Not necessarily. When Apple was using Intel for all the Macs, it was Intel that ate the R&D, chip design, and fabrication costs - Apple just designed their logic boards around the Intel parts. In the Apple Silicon era, it is Apple covering all of the costs for R&D, fabrication, and design. So while the M series probably costs less per unit than Intel CPUs, the overhead costs most likely either equal what Intel cost per unit, if not cost more due to all of those overhead costs being brought in-house.
 

Gudi

Suspended
May 3, 2013
4,590
3,267
Berlin, Berlin
In the Apple Silicon era, it is Apple covering all of the costs for R&D, fabrication, and design.
It’s all already covered by A-series chip research and development. The iPhone pays for all of it plus $30bn net profit per quarter. Apple could literally give away Macs for free.
 

lepidotós

macrumors 6502a
Aug 29, 2021
677
750
Marinette, Arizona
It’s all already covered by A-series chip research and development. The iPhone pays for all of it plus $30bn net profit per quarter. Apple could literally give away Macs for free.
Not... really? M_ is based on A_, but it's not the same thing. Plus, Intel had the economies of scale of amd64 being 98.5% of the PC market prior to 2020, so e.g. i7-1065g7 shows up in more than just Macs, reducing the price of each chip. M_ is just found in Macintosh (and iPad, I guess), which means far less economy of scale... even if that's not quite as much of a problem as it could be, considering.​
 

ahurst

macrumors 6502
Oct 12, 2021
410
815
Honestly, the three or four things I want in an AS MacBook are socketed components (soldered isn't necessary for throughput on either RAM or SSD, POWER9 gets 120GB/s RAM [cf. M2 small 100GB/s] throughput with socketed, ECC/registered DDR4 running at 2133MT/s and Ampere Altra gets 230GB/s [cf. M2 Pro 200GB/s] with the same RAM running at 3200MT/s)​
Sure there are desktops that offer similar throughput, but how many sockets are we talking about on those machines, and how much power do those sockets consume? To match the 200 GB/s bandwidth of my M1 Pro, my 14" MBP would need to have a whopping 4 DIMMs of DDR5 which would be very tricky to fit into a relatively light and portable laptop. The M1 Max would need a full 8!

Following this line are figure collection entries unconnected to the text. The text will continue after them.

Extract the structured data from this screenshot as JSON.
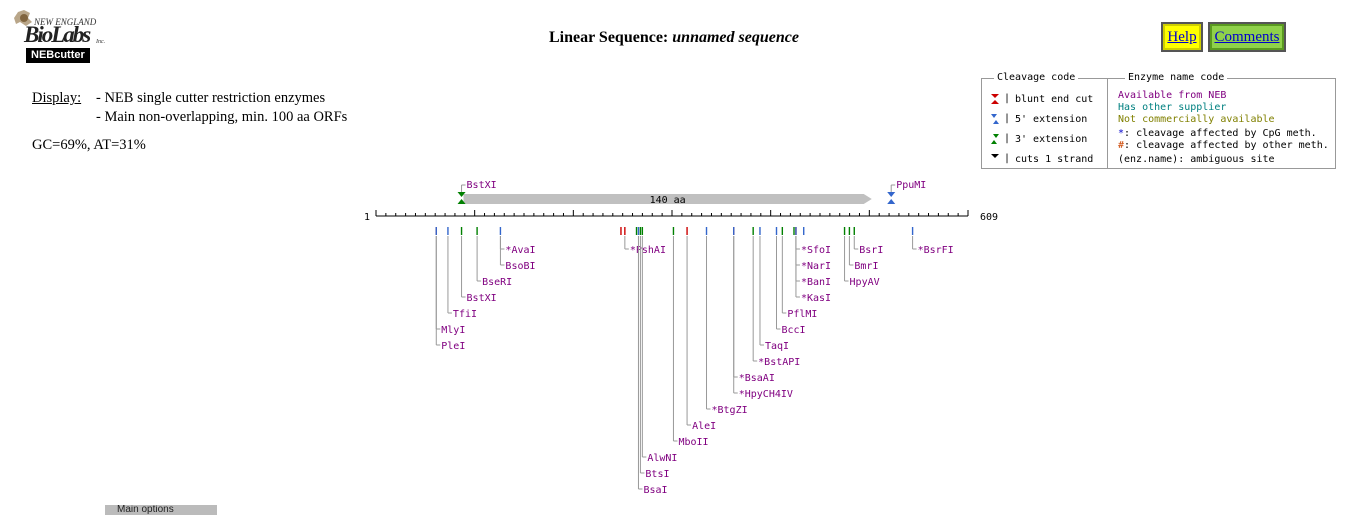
{
  "logo": {
    "top_text": "NEW ENGLAND",
    "main_text": "BioLabs",
    "inc_text": "Inc.",
    "badge_text": "NEBcutter"
  },
  "title": {
    "prefix": "Linear Sequence: ",
    "name": "unnamed sequence"
  },
  "buttons": {
    "help": "Help",
    "comments": "Comments"
  },
  "display": {
    "label": "Display:",
    "line1": "- NEB single cutter restriction enzymes",
    "line2": "- Main non-overlapping, min. 100 aa ORFs"
  },
  "gc_text": "GC=69%, AT=31%",
  "legend": {
    "cleavage_header": "Cleavage code",
    "cleavage_items": [
      "blunt end cut",
      "5' extension",
      "3' extension",
      "cuts 1 strand"
    ],
    "enzyme_header": "Enzyme name code",
    "enzyme_items": [
      {
        "text": "Available from NEB",
        "color": "#800080"
      },
      {
        "text": "Has other supplier",
        "color": "#008080"
      },
      {
        "text": "Not commercially available",
        "color": "#808000"
      },
      {
        "text": "*: cleavage affected by CpG meth.",
        "color": "#000000",
        "mark": "*",
        "mark_color": "#0000cc"
      },
      {
        "text": "#: cleavage affected by other meth.",
        "color": "#000000",
        "mark": "#",
        "mark_color": "#cc4400"
      },
      {
        "text": "(enz.name): ambiguous site",
        "color": "#000000"
      }
    ]
  },
  "colors": {
    "enzyme_neb": "#800080",
    "blunt": "#cc0000",
    "five_prime": "#3366cc",
    "three_prime": "#008000",
    "one_strand": "#000000",
    "orf": "#c0c0c0"
  },
  "sequence": {
    "start_label": "1",
    "end_label": "609",
    "length": 609
  },
  "orf": {
    "label": "140 aa",
    "from": 90,
    "to": 510
  },
  "top_enzymes": [
    {
      "name": "BstXI",
      "pos": 88,
      "type": "3'"
    },
    {
      "name": "PpuMI",
      "pos": 530,
      "type": "5'"
    }
  ],
  "bottom_enzymes": [
    {
      "name": "*AvaI",
      "cut": 128,
      "type": "5'",
      "level": 0,
      "label_anchor": 128
    },
    {
      "name": "BsoBI",
      "cut": 128,
      "type": "5'",
      "level": 1,
      "label_anchor": 128
    },
    {
      "name": "BseRI",
      "cut": 104,
      "type": "3'",
      "level": 2,
      "label_anchor": 104
    },
    {
      "name": "BstXI",
      "cut": 88,
      "type": "3'",
      "level": 3,
      "label_anchor": 88
    },
    {
      "name": "TfiI",
      "cut": 74,
      "type": "5'",
      "level": 4,
      "label_anchor": 74
    },
    {
      "name": "MlyI",
      "cut": 62,
      "type": "blunt",
      "level": 5,
      "label_anchor": 62
    },
    {
      "name": "PleI",
      "cut": 62,
      "type": "5'",
      "level": 6,
      "label_anchor": 62
    },
    {
      "name": "*PshAI",
      "cut": 256,
      "type": "blunt",
      "level": 0,
      "label_anchor": 256
    },
    {
      "name": "*SfoI",
      "cut": 432,
      "type": "blunt",
      "level": 0,
      "label_anchor": 432
    },
    {
      "name": "*NarI",
      "cut": 432,
      "type": "5'",
      "level": 1,
      "label_anchor": 432
    },
    {
      "name": "*BanI",
      "cut": 432,
      "type": "5'",
      "level": 2,
      "label_anchor": 432
    },
    {
      "name": "*KasI",
      "cut": 432,
      "type": "5'",
      "level": 3,
      "label_anchor": 432
    },
    {
      "name": "PflMI",
      "cut": 418,
      "type": "3'",
      "level": 4,
      "label_anchor": 418
    },
    {
      "name": "BccI",
      "cut": 412,
      "type": "5'",
      "level": 5,
      "label_anchor": 412
    },
    {
      "name": "TaqI",
      "cut": 395,
      "type": "5'",
      "level": 6,
      "label_anchor": 395
    },
    {
      "name": "*BstAPI",
      "cut": 388,
      "type": "3'",
      "level": 7,
      "label_anchor": 388
    },
    {
      "name": "*BsaAI",
      "cut": 368,
      "type": "blunt",
      "level": 8,
      "label_anchor": 368
    },
    {
      "name": "*HpyCH4IV",
      "cut": 368,
      "type": "5'",
      "level": 9,
      "label_anchor": 368
    },
    {
      "name": "*BtgZI",
      "cut": 340,
      "type": "5'",
      "level": 10,
      "label_anchor": 340
    },
    {
      "name": "AleI",
      "cut": 320,
      "type": "blunt",
      "level": 11,
      "label_anchor": 320
    },
    {
      "name": "MboII",
      "cut": 306,
      "type": "3'",
      "level": 12,
      "label_anchor": 306
    },
    {
      "name": "AlwNI",
      "cut": 274,
      "type": "3'",
      "level": 13,
      "label_anchor": 274
    },
    {
      "name": "BtsI",
      "cut": 272,
      "type": "3'",
      "level": 14,
      "label_anchor": 272
    },
    {
      "name": "BsaI",
      "cut": 270,
      "type": "5'",
      "level": 15,
      "label_anchor": 270
    },
    {
      "name": "BsrI",
      "cut": 492,
      "type": "3'",
      "level": 0,
      "label_anchor": 492
    },
    {
      "name": "BmrI",
      "cut": 487,
      "type": "3'",
      "level": 1,
      "label_anchor": 487
    },
    {
      "name": "HpyAV",
      "cut": 482,
      "type": "3'",
      "level": 2,
      "label_anchor": 482
    },
    {
      "name": "*BsrFI",
      "cut": 552,
      "type": "5'",
      "level": 0,
      "label_anchor": 552
    }
  ],
  "extra_ticks": [
    {
      "pos": 252,
      "type": "blunt"
    },
    {
      "pos": 268,
      "type": "3'"
    },
    {
      "pos": 440,
      "type": "5'"
    },
    {
      "pos": 430,
      "type": "3'"
    }
  ],
  "bottom_tab_text": "Main options"
}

Here's Hector Martin of the Asahi Linux project, commenting a few months ago on the reasoning behind the soldered RAM:
The M1 Max has a 512-bit RAM bus. That is equal to 8 RAM sticks (DIMMs are 64 bits). Do you want a laptop with 8 RAM sticks?

Each one of those 4 RAM chips on the M1 Max has 8 RAM dies internally, each handling 16 bits as independent channels, for a total of 128 bits per chip. Typical DDR RAM chips as used in DIMMs are 8 bits each (which is why you get 8 per DIMM to make 64 bits). You would need 64 such chips to reach the same bus width (and thus similar bandwidth).

You just can't make that modular short of putting your RAM on a thousand-pin LGA package like CPUs themselves, and that'd still increase power consumption (and significantly increase physical size, which again makes the power consumption problem worse as it makes your interconnect longer). It just can't work with DIMMs and with standard non-LP DDR technology.

> On laptops they offer only negligible power savings that doesn't really matter.

Yeah, until you make a laptop that is actually power efficient like this one, and then suddenly it does. These things draw milliwatts when idle and have aggressive RAM power saving that puts channels into low power modes after mere microseconds (I know because I've been investigating the memory controller power management config and benchmarking memory accesses). That's part of how they get amazing battery life. You can't do that with regular DDR RAM. These things will run for a weekwith light usage, and they can do that because they are based on extremely efficient mobile architectures. Your phone lasts a day; make the battery larger without increasing idle power usage and that's how you get a week.